Release Candidate of Internet Explorer Shown Lagging Open Source Browsers
We've written before about the fact that extensions are coming for Google Chrome as well as Google's plans to put Chrome on computers as the default browser. In ZDNet Australia's benchmark tests, Chrome is currently the fastest browser, and there are also going to be versions for the Mac and Linux coming out in the first half of this year. All of this bodes well for Chrome.
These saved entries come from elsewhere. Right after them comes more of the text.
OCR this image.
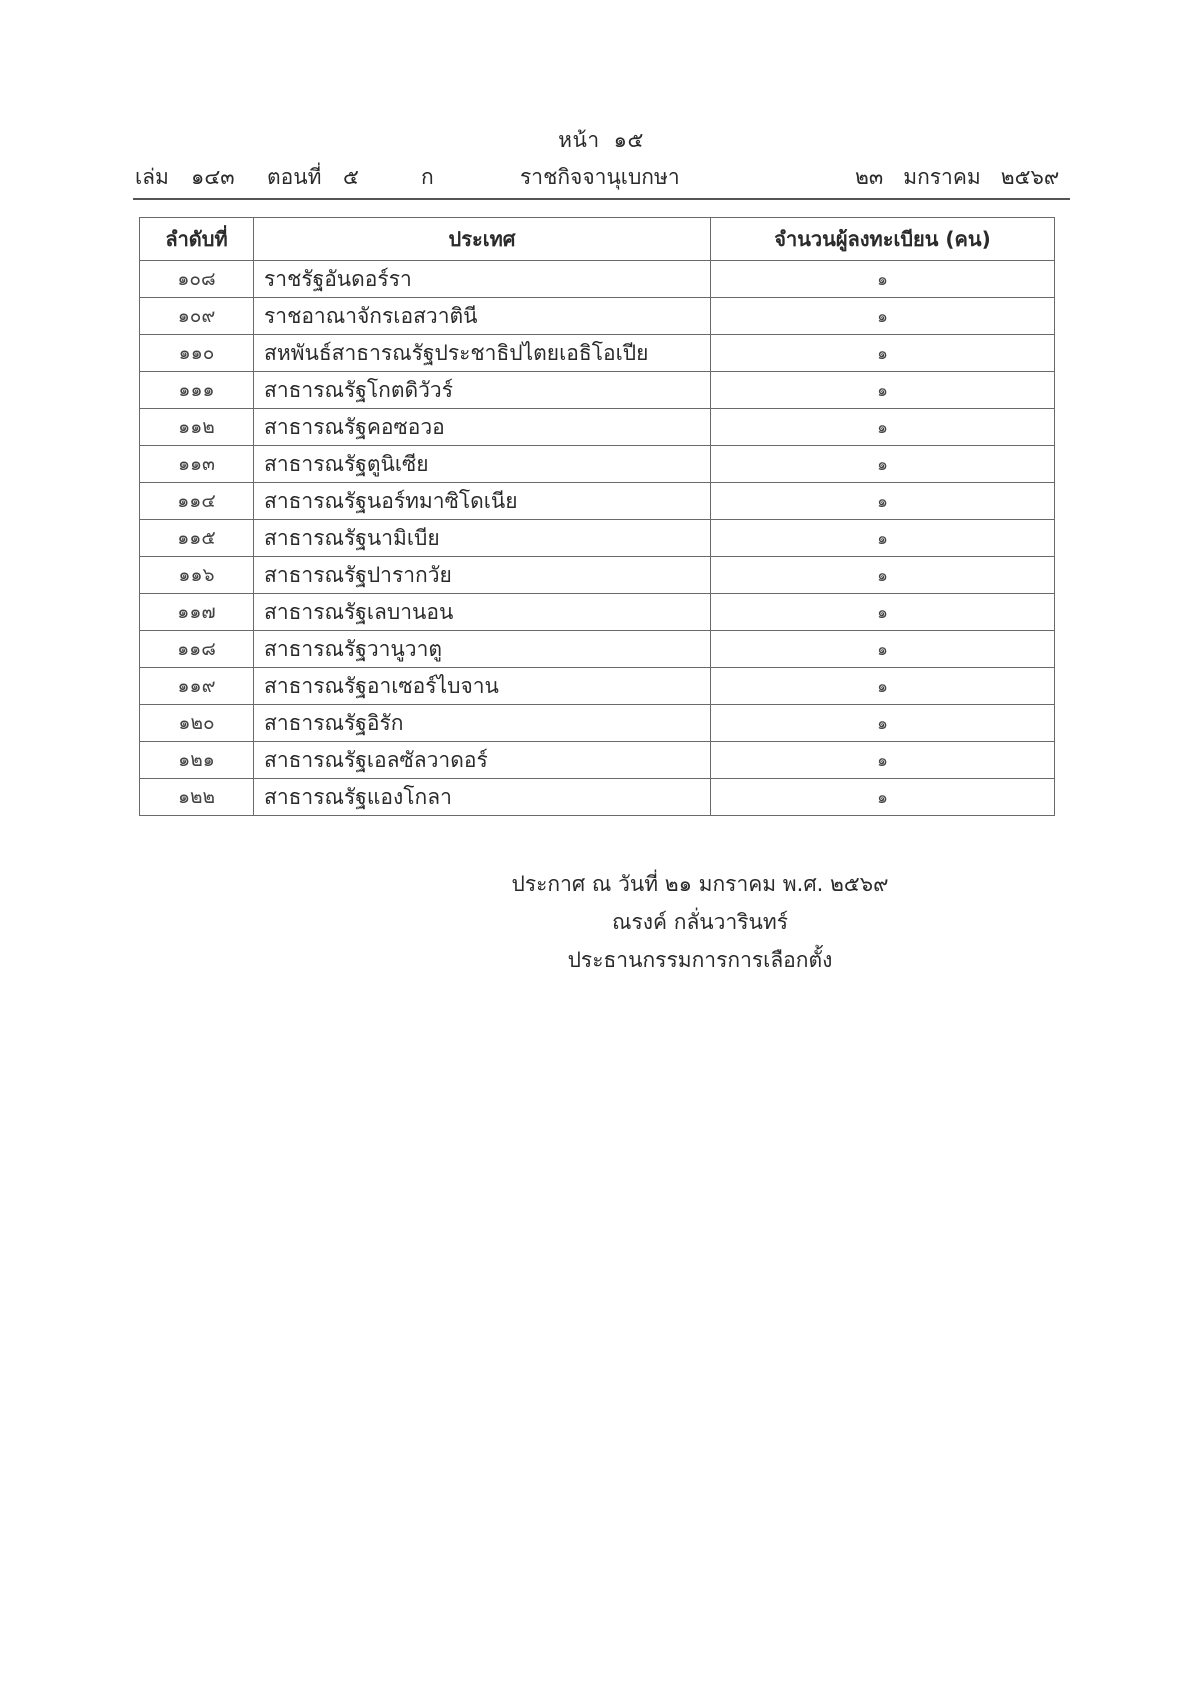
หน้า ๑๕
เล่ม ๑๔๓ ตอนที่ ๕	ก	ราชกิจจานุเบกษา	๒๓   มกราคม   ๒๕๖๙
ลำดับที่	ประเทศ	จำนวนผู้ลงทะเบียน (คน)
๑๐๘	ราชรัฐอันดอร์รา	๑
๑๐๙	ราชอาณาจักรเอสวาตินี	๑
๑๑๐	สหพันธ์สาธารณรัฐประชาธิปไตยเอธิโอเปีย	๑
๑๑๑	สาธารณรัฐโกตดิวัวร์	๑
๑๑๒	สาธารณรัฐคอซอวอ	๑
๑๑๓	สาธารณรัฐตูนิเซีย	๑
๑๑๔	สาธารณรัฐนอร์ทมาซิโดเนีย	๑
๑๑๕	สาธารณรัฐนามิเบีย	๑
๑๑๖	สาธารณรัฐปารากวัย	๑
๑๑๗	สาธารณรัฐเลบานอน	๑
๑๑๘	สาธารณรัฐวานูวาตู	๑
๑๑๙	สาธารณรัฐอาเซอร์ไบจาน	๑
๑๒๐	สาธารณรัฐอิรัก	๑
๑๒๑	สาธารณรัฐเอลซัลวาดอร์	๑
๑๒๒	สาธารณรัฐแองโกลา	๑
ประกาศ ณ วันที่ ๒๑ มกราคม พ.ศ. ๒๕๖๙
ณรงค์ กลั่นวารินทร์
ประธานกรรมการการเลือกตั้ง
As noted in Microsoft's latest financial statements, the European Commission is applying heavy pressure to force the company to offer browser choice on new computers running Windows:
"While computer users and OEMs are already free to run any Web browsing software on Windows, the Commission is considering ordering Microsoft and OEMs to obligate users to choose a particular browser when setting up a new PC. Such a remedy might include a requirement that OEMs distribute multiple browsers on new Windows-based PCs. We may also be required to disable certain unspecified Internet Explorer software code if a user chooses a competing browser."
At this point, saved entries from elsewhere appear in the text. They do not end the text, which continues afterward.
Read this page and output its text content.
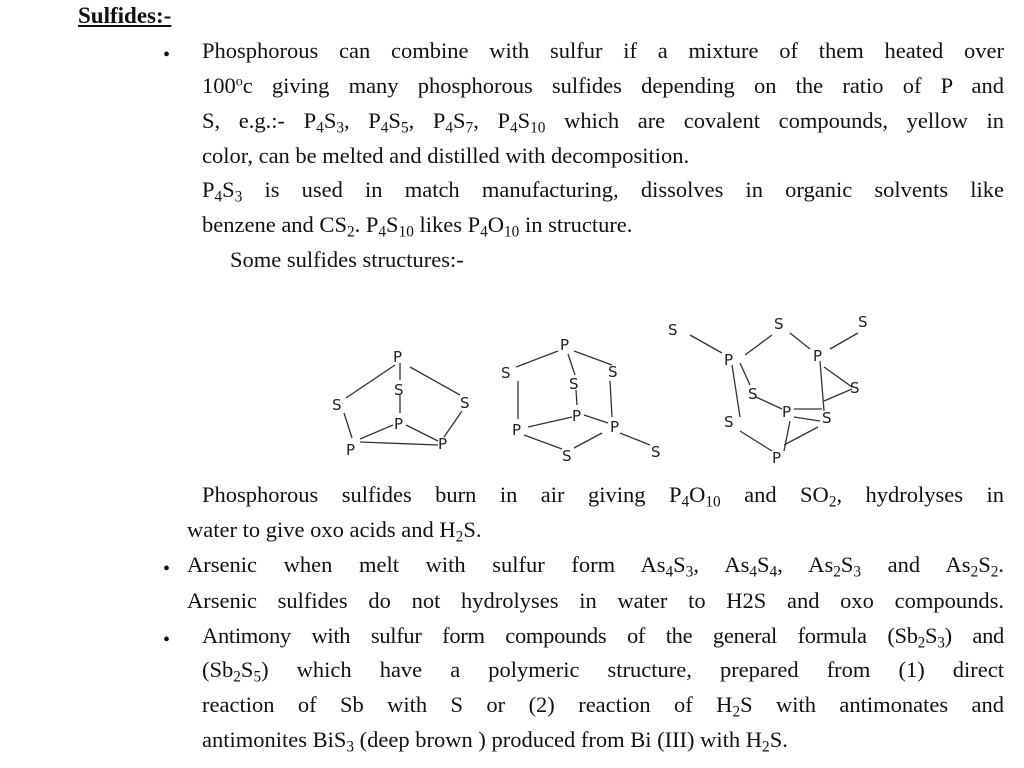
Sulfides:-
• Phosphorous can combine with sulfur if a mixture of them heated over
100$^o$c giving many phosphorous sulfides depending on the ratio of P and
S, e.g.:- $P_4S_3$, $P_4S_5$, $P_4S_7$, $P_4S_{10}$ which are covalent compounds, yellow in
color, can be melted and distilled with decomposition.
$P_4S_3$ is used in match manufacturing, dissolves in organic solvents like
benzene and $CS_2$. $P_4S_{10}$ likes $P_4O_{10}$ in structure.
Some sulfides structures:-
P
S
P
S	S
P	P
P
S	S
S
P
P	P
S	S
S
P
S
P
S
S	S
P S
S
P
Phosphorous sulfides burn in air giving $P_4O_{10}$ and $SO_2$, hydrolyses in
water to give oxo acids and $H_2S$.
• Arsenic when melt with sulfur form $As_4S_3$, $As_4S_4$, $As_2S_3$ and $As_2S_2$.
Arsenic sulfides do not hydrolyses in water to H2S and oxo compounds.
• Antimony with sulfur form compounds of the general formula $(Sb_2S_3)$ and
$(Sb_2S_5)$ which have a polymeric structure, prepared from (1) direct
reaction of Sb with S or (2) reaction of $H_2S$ with antimonates and
antimonites BiS$_3$ (deep brown ) produced from Bi (III) with $H_2S$.
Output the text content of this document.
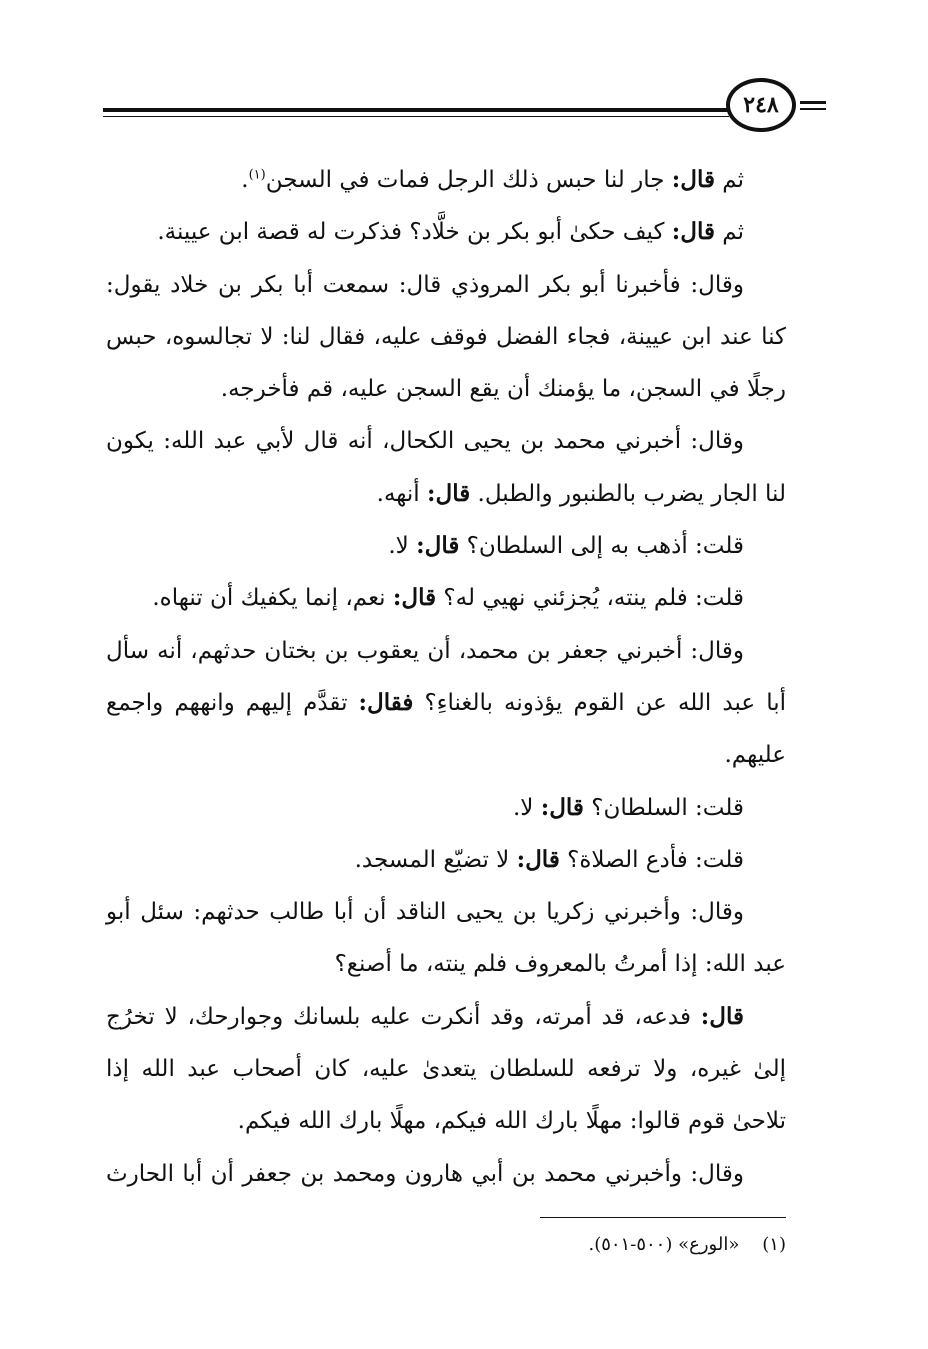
٢٤٨

ثم قال: جار لنا حبس ذلك الرجل فمات في السجن$^{(١)}$.

ثم قال: كيف حكىٰ أبو بكر بن خلَّاد؟ فذكرت له قصة ابن عيينة.

وقال: فأخبرنا أبو بكر المروذي قال: سمعت أبا بكر بن خلاد يقول: كنا عند ابن عيينة، فجاء الفضل فوقف عليه، فقال لنا: لا تجالسوه، حبس رجلًا في السجن، ما يؤمنك أن يقع السجن عليه، قم فأخرجه.

وقال: أخبرني محمد بن يحيى الكحال، أنه قال لأبي عبد الله: يكون لنا الجار يضرب بالطنبور والطبل. قال: أنهه.

قلت: أذهب به إلى السلطان؟ قال: لا.

قلت: فلم ينته، يُجزئني نهيي له؟ قال: نعم، إنما يكفيك أن تنهاه.

وقال: أخبرني جعفر بن محمد، أن يعقوب بن بختان حدثهم، أنه سأل أبا عبد الله عن القوم يؤذونه بالغناءِ؟ فقال: تقدَّم إليهم وانههم واجمع عليهم.

قلت: السلطان؟ قال: لا.

قلت: فأدع الصلاة؟ قال: لا تضيّع المسجد.

وقال: وأخبرني زكريا بن يحيى الناقد أن أبا طالب حدثهم: سئل أبو عبد الله: إذا أمرتُ بالمعروف فلم ينته، ما أصنع؟

قال: فدعه، قد أمرته، وقد أنكرت عليه بلسانك وجوارحك، لا تخرُج إلىٰ غيره، ولا ترفعه للسلطان يتعدىٰ عليه، كان أصحاب عبد الله إذا تلاحىٰ قوم قالوا: مهلًا بارك الله فيكم، مهلًا بارك الله فيكم.

وقال: وأخبرني محمد بن أبي هارون ومحمد بن جعفر أن أبا الحارث

(١)    «الورع» (٥٠٠-٥٠١).
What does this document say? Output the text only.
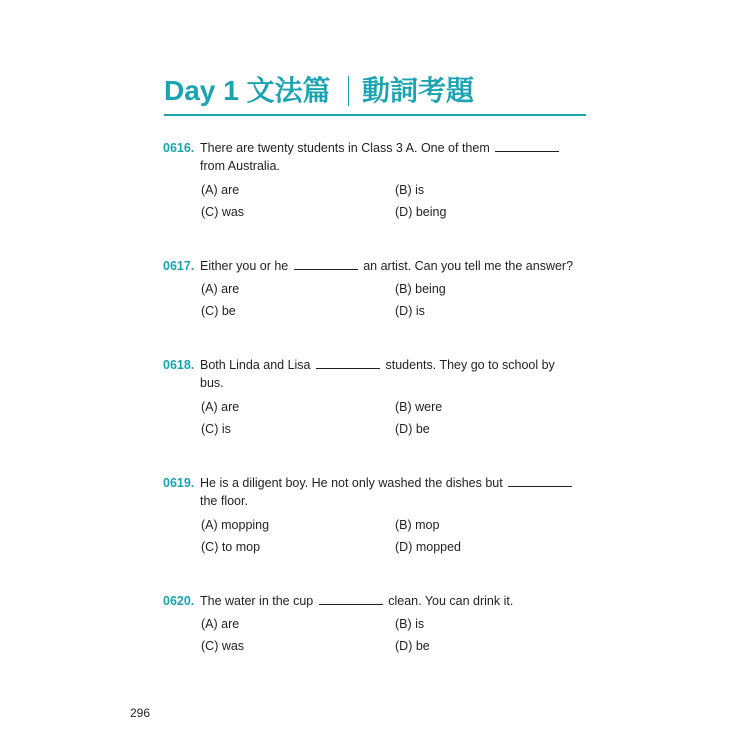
Day 1 文法篇 動詞考題
0616. There are twenty students in Class 3 A. One of them
from Australia.
(A) are	(B) is
(C) was	(D) being
0617. Either you or he	an artist. Can you tell me the answer?
(A) are	(B) being
(C) be	(D) is
0618. Both Linda and Lisa	students. They go to school by
bus.
(A) are	(B) were
(C) is	(D) be
0619. He is a diligent boy. He not only washed the dishes but
the floor.
(A) mopping	(B) mop
(C) to mop	(D) mopped
0620. The water in the cup	clean. You can drink it.
(A) are	(B) is
(C) was	(D) be
296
Microsoft CEO Steve Ballmer has already made reference to possible plans to incorporate an open source rendering engine in its browser (singling out WebKit) and at this point I can't see how the company can continue to ignore the urgency of that. Internet Explorer's one and only advantage at this point is that it is the browser that greets most computer users when they unbox their new systems. From performance to extensibility, open source browsers Firefox and Chrome are pulling way ahead.